This tool remains the equivalent of money laundering for violation of Open Source licenses (or software licenses in general).
If the model was trained entirely using code that Microsoft has copyright over (for example: the MS Windows codebase, the MS Office codebase, etc.) then they could offer legal assurances that they have usage rights to the generated code as derivative works.
Without such assurances, how do you know that the generated code is not subject to copyright and what license the generated code is under?
Are you comfortable risking your company's IP by unknowingly using AGPLv3-licensed code [1] that Copilot "generated" in your company's products?
[1] https://en.wikipedia.org/wiki/GNU_Affero_General_Public_Lice...
This would not risk your company's IP.
To me this whole thing is like pandora's box and it will not in any way be put back into the box. In the long run isn't arguing about the code it generates and how it generates it mostly tilting at windmills? I've already met new / junior programmers that have used copilot and chatgpt to help them see how to approach certain problems or try to get better framing for what they couldn't quite get into the most accurate words to google.

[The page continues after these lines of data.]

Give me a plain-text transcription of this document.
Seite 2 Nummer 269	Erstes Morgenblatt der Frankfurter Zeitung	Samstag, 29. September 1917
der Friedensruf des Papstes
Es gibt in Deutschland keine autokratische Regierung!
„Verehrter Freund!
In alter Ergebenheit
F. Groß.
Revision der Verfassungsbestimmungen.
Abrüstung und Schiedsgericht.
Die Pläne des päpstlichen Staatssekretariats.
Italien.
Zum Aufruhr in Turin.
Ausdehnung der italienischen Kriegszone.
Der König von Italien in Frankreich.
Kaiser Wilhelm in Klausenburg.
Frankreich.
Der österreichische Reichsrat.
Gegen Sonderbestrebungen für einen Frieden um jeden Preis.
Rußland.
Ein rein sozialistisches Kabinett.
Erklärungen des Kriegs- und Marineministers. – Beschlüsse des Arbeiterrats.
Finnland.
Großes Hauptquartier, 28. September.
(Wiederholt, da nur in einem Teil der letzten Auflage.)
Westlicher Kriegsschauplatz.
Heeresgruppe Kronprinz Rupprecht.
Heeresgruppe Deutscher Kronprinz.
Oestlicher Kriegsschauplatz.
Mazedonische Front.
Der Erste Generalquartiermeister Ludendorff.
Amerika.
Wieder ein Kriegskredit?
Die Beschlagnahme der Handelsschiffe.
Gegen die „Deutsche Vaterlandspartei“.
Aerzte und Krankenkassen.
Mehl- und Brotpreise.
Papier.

I too would prefer these tools embody the ideal: no license violation, perfect citation of where the archetypes of the code came from. I've commented here today (amongst some great FOSS software engineers) to see if a genuine respectful conversation can be had about how just like torrents this one isn't going to be put back in the box no matter how many legal precedents attempt (or succeed) in cutting off heads of the hydra. It's utility seems like it will steamroll any attempts to stop or slow it down.
Am I wrong? Is it a fools errand to ask?
What? I don't see any utility outside of education and even there it's pretty sketchy.
For business, legal compliance is not a joke and instantly shuts it down. The only businesses willing to use ChatGPT for generating code would be naive young startups who don't realize some assembly is still required and the instructions are missing no matter how much they query the bot. That's called expertise (which they don't yet have). It's not good enough to just write the code. Someone has to comprehend it so they can tweak it as needed. At some point the tweaks will become unwieldy and require actual software engineering that the bot doesn't know how to do (transform from one design pattern to another and know which to use). More power to them if they can cobble something together and then succeed at maintaining it. By the time they're through they'll have pulled off so many miracles that they won't need the bot anymore and become experts. That's quite the trial by fire, but hey everyone has to find their way!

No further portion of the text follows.